Hydrodeoxygenation of aliphatic acid over NiFe intermetallic compounds: Insights into the mechanism via model compound study

Hydrodeoxygenation (HDO) is a promising way to produce the second generation bio-diesel from aliphatic acid based biomass. Compared with the monometallic Ni/SiO₂, appropriate introduction of Fe results in the complete conversion of lauric acid and nearly 100% yield of alkane as well as satisfactory stability on conversion. Further study on mechanism shows that the NiFe intermetallic compounds (IMC) catalyst promotes the ratedetermining step, i.e., C₁₁H₂₃COOH → C₁₁H₂₃CHO, which is attributed to the synergistic effect of Ni-Fe bimetallic sites according to the characterization and calculation. For one thing, strong spin polarization enhances the interaction between Fe sites and aliphatic acid, and the subsequent dissociation of C-OH bond indicated by the DOS and transition state analysis.
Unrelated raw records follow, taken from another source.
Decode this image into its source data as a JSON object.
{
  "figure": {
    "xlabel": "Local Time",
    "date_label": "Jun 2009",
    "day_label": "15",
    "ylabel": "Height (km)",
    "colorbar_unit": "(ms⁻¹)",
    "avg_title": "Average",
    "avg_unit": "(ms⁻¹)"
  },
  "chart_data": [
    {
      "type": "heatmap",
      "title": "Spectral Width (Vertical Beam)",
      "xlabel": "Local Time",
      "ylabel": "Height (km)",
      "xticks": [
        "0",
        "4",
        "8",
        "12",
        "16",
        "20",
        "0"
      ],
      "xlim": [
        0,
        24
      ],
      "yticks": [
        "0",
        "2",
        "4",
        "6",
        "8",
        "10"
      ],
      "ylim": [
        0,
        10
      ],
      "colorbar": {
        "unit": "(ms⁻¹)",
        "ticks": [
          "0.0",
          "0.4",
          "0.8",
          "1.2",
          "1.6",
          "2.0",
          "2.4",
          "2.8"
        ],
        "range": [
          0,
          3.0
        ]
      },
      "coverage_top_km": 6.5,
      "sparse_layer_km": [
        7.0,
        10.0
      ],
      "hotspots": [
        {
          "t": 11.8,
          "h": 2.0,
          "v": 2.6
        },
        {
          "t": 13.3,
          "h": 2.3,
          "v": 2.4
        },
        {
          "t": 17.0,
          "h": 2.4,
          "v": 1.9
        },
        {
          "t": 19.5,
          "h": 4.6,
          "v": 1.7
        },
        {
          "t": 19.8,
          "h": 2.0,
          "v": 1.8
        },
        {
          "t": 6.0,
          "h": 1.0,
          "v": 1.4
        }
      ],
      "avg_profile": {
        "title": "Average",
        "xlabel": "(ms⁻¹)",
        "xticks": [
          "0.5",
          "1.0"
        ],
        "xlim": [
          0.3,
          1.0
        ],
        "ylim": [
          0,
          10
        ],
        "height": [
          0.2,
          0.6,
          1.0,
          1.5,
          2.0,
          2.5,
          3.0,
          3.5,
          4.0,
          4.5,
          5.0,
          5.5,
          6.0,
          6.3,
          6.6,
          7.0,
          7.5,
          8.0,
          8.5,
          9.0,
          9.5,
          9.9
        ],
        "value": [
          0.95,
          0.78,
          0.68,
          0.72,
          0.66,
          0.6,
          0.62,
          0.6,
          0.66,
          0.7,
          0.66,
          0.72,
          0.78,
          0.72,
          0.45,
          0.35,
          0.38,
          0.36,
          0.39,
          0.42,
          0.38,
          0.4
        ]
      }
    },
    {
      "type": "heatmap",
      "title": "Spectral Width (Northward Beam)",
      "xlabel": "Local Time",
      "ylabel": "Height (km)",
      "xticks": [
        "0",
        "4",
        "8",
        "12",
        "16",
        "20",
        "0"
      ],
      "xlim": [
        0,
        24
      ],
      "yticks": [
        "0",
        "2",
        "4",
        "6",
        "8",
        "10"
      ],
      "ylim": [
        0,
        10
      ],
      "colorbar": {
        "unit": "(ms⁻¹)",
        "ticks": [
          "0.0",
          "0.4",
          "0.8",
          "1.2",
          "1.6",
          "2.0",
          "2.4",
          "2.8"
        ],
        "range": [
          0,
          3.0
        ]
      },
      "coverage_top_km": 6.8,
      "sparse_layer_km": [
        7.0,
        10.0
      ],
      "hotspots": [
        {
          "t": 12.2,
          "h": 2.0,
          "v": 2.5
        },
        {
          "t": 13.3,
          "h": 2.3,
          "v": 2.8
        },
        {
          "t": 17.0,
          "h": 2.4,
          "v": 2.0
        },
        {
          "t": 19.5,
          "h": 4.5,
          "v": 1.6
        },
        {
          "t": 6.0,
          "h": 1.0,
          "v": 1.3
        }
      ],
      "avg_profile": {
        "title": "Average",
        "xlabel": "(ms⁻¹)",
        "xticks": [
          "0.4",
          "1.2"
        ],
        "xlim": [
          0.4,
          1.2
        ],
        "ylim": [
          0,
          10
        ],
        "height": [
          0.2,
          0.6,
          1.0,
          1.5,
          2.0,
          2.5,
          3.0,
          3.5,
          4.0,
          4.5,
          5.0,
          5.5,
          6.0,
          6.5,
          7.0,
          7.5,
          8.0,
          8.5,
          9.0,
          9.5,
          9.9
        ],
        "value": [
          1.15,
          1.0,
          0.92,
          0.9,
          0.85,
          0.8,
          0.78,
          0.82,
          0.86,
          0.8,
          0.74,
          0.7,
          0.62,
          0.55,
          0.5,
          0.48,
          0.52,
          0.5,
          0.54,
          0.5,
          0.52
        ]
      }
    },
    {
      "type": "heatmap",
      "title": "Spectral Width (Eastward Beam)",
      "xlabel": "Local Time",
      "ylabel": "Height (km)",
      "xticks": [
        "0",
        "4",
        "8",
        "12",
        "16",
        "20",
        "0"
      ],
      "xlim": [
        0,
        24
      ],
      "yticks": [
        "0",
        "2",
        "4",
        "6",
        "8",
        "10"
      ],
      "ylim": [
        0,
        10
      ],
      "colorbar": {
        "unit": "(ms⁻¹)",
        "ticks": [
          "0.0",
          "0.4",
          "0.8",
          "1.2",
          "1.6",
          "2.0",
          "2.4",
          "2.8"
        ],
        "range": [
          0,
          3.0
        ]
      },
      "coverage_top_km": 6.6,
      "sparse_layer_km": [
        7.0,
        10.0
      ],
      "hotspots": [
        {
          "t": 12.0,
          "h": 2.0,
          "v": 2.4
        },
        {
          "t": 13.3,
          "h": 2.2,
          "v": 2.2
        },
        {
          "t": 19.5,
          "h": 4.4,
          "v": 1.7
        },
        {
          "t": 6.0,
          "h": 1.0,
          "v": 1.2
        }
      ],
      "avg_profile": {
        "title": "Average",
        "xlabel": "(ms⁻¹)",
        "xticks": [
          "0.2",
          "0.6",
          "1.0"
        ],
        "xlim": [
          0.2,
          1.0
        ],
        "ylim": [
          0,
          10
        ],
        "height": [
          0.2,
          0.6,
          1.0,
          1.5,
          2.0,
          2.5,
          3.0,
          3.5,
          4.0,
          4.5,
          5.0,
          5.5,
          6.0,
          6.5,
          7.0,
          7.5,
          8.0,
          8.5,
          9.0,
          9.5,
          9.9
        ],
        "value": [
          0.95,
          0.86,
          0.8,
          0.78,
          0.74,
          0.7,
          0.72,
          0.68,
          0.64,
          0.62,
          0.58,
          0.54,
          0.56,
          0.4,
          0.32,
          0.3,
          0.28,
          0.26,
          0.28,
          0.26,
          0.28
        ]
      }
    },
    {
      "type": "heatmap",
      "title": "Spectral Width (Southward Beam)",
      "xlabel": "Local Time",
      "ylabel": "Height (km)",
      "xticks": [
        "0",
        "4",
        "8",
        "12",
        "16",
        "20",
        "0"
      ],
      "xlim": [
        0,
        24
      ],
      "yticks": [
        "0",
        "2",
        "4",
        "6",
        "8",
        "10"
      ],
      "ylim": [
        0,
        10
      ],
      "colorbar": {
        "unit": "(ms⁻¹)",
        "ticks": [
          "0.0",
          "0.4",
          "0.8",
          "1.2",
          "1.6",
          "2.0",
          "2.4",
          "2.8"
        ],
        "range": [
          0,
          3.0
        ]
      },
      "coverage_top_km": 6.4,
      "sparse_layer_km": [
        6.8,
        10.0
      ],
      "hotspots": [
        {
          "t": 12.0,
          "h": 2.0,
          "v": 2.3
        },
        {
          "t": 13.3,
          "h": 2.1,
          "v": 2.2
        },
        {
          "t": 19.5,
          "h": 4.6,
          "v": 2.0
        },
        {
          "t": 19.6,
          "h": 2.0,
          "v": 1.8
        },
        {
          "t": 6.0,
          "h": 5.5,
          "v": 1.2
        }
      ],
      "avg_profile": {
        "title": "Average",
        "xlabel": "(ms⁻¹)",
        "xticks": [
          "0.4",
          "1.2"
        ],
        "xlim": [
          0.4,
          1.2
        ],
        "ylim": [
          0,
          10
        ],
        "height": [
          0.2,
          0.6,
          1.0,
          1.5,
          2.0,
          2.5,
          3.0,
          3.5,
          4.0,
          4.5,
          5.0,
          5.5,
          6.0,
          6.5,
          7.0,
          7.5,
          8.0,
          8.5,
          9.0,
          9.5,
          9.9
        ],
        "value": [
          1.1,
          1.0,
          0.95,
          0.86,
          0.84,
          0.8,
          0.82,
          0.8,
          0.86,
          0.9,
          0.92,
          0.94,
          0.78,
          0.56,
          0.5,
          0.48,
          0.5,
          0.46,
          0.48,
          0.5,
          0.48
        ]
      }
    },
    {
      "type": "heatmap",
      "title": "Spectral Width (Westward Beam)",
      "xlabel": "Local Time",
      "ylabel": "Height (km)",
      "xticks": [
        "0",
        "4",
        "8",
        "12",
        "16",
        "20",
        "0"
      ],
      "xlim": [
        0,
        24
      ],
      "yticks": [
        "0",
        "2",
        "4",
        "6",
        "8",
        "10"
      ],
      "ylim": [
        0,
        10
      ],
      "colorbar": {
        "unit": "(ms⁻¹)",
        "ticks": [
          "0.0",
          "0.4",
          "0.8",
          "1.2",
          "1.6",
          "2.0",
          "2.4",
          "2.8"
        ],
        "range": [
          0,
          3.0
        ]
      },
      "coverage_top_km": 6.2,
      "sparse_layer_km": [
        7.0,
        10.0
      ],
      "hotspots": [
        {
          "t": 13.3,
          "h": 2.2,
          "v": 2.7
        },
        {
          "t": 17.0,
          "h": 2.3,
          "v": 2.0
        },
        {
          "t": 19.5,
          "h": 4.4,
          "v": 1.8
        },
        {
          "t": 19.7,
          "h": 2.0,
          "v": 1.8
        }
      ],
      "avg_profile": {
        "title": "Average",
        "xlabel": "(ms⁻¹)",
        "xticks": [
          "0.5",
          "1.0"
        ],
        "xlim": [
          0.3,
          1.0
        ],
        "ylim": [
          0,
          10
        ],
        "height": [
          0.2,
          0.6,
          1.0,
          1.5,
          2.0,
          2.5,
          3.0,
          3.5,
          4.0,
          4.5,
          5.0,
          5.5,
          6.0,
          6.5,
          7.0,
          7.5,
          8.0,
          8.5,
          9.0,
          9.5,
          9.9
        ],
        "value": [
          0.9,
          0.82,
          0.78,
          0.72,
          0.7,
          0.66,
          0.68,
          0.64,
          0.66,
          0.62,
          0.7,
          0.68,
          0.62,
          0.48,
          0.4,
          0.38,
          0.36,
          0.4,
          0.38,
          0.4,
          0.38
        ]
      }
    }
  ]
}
For another, dissociation of H₂ on Ni site is promoted because of the higher charge density around Ni in the IMC according to the in-suit FTIR and Bader analysis. However, with the repeated use of the catalyst, the selectivity to alkane decreased gradually, which is ascribed to the oxidation of metal Ni-Fe bimetallic sites. This demonstrates that the reduced Ni-Fe bimetallic sites rather than the oxidized ones are the active phases in the HDO of aliphatic acid to produce alkanes with the NiFe IMC.